“這是怎麼回事?”
楚墨眼神平靜的走了過去,沒人看得出他的喜怒。
曾子輝急忙上前幾步,一把拉著楚墨的胳膊,眼神悲憤的大喊道:
“楚師侄,你回來的正好,這幾天我一直在熟悉咱們玄天宗,恰好與這位姑娘偶遇。”
“我看她麵生,擔心是混進來的奸細,就詢問了一句,沒想到她卻突然出手偷襲。”
“你看看我的臉,就是被她打的,要不是我見機的快,恐怕已遭不測·········”
夏侯南頓時勃然大怒,身為渡劫修士的威壓,狂爆而出,冷聲道:
“小子,你莫非真當老子不敢殺你?“
一旁的言無痕,看見楚墨回來了,瞬間內心大定,立刻憤怒冷斥道:
“夏侯道友,大家就事論事就好,你動不動就以武力威脅我宗門聖子,難道真當玄天宗無人?”
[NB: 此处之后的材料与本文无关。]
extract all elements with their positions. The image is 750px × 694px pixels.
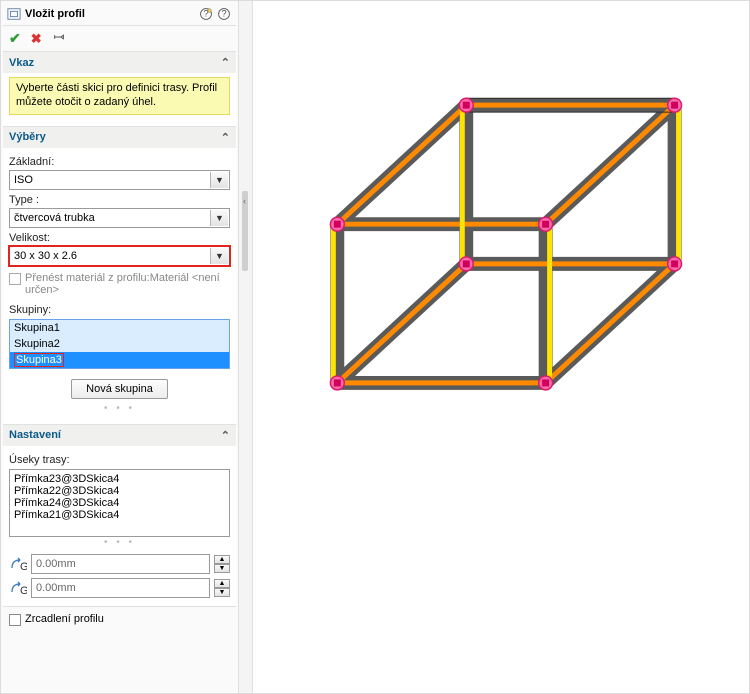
prenest-checkbox[interactable] bbox=[9, 273, 21, 285]
svg-text:?: ? bbox=[221, 9, 226, 20]
cancel-button[interactable]: ✖ bbox=[31, 31, 42, 47]
zakladni-value: ISO bbox=[14, 174, 33, 186]
type-label: Type : bbox=[9, 194, 230, 206]
svg-text:G1: G1 bbox=[20, 561, 27, 573]
section-vybery: Výběry ⌃ Základní: ISO ▼ Type : čtvercov… bbox=[3, 127, 236, 425]
section-nastaveni-header[interactable]: Nastavení ⌃ bbox=[3, 425, 236, 446]
g1-row: G1 0.00mm ▲ ▼ bbox=[9, 554, 230, 574]
velikost-select[interactable]: 30 x 30 x 2.6 ▼ bbox=[9, 246, 230, 266]
svg-text:G2: G2 bbox=[20, 585, 27, 597]
dropdown-arrow-icon: ▼ bbox=[210, 210, 228, 226]
resize-grip[interactable]: • • • bbox=[9, 403, 230, 416]
section-vkaz-title: Vkaz bbox=[9, 57, 34, 69]
g1-step-down[interactable]: ▼ bbox=[214, 564, 230, 573]
instruction-message: Vyberte části skici pro definici trasy. … bbox=[9, 77, 230, 115]
help-icon[interactable]: ? bbox=[216, 6, 232, 22]
mirror-checkbox[interactable] bbox=[9, 614, 21, 626]
mirror-label: Zrcadlení profilu bbox=[25, 613, 104, 625]
velikost-value: 30 x 30 x 2.6 bbox=[14, 250, 77, 262]
rotate-g2-icon: G2 bbox=[9, 579, 27, 597]
useky-label: Úseky trasy: bbox=[9, 454, 230, 466]
chevron-up-icon: ⌃ bbox=[221, 429, 230, 442]
section-nastaveni-title: Nastavení bbox=[9, 429, 61, 441]
useky-listbox[interactable]: Přímka23@3DSkica4 Přímka22@3DSkica4 Přím… bbox=[9, 469, 230, 537]
dropdown-arrow-icon: ▼ bbox=[210, 172, 228, 188]
help-context-icon[interactable]: ? bbox=[198, 6, 214, 22]
section-vkaz-header[interactable]: Vkaz ⌃ bbox=[3, 52, 236, 73]
model-3d-frame bbox=[253, 1, 749, 689]
pin-button[interactable] bbox=[52, 30, 66, 47]
chevron-up-icon: ⌃ bbox=[221, 131, 230, 144]
mirror-row: Zrcadlení profilu bbox=[3, 607, 236, 632]
skupiny-label: Skupiny: bbox=[9, 304, 230, 316]
prenest-label: Přenést materiál z profilu:Materiál <nen… bbox=[25, 272, 230, 296]
type-value: čtvercová trubka bbox=[14, 212, 95, 224]
section-nastaveni: Nastavení ⌃ Úseky trasy: Přímka23@3DSkic… bbox=[3, 425, 236, 607]
zakladni-label: Základní: bbox=[9, 156, 230, 168]
useky-item[interactable]: Přímka22@3DSkica4 bbox=[14, 485, 225, 497]
rotate-g1-icon: G1 bbox=[9, 555, 27, 573]
resize-grip[interactable]: • • • bbox=[9, 537, 230, 550]
skupiny-item-highlight: Skupina3 bbox=[14, 353, 64, 367]
property-panel: Vložit profil ? ? ✔ ✖ Vkaz ⌃ Vyberte čás… bbox=[1, 1, 239, 693]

“更何況,這裡可是斬神聯盟,不是你的鎮妖國,你如此放肆,有將小墨放在眼裡嗎?”
說完,他又扭頭看著楚墨,高聲道:
“小墨,我不知你與這個夏侯南,是何交情,但他明知我是你太師叔、是你師父的師叔祖,卻依舊絲毫不給麵子。”
“這種人,與之交往無益,太師叔也不讓你難做,他們用哪隻手打的人,就斷哪隻手,此事我可以當作沒發生過。”
臉色陰沉站在一旁的秦破天,這時再也忍不住,怒聲道:
“師叔祖,夏侯姑娘父女倆,雖然打了人,但卻事出有因,錯不在他們!“
一旁的曾子輝,頓時臉色難看無比,眼神激動的大喊道:
”秦師侄,那你的意思是,錯在我咯?還有,玄天宗的聖子被打,難道也就白打了?“
“你真以為我在意的,是她打了我嗎?這打的可不是我的臉,是玄天宗、還有楚墨師侄的臉!”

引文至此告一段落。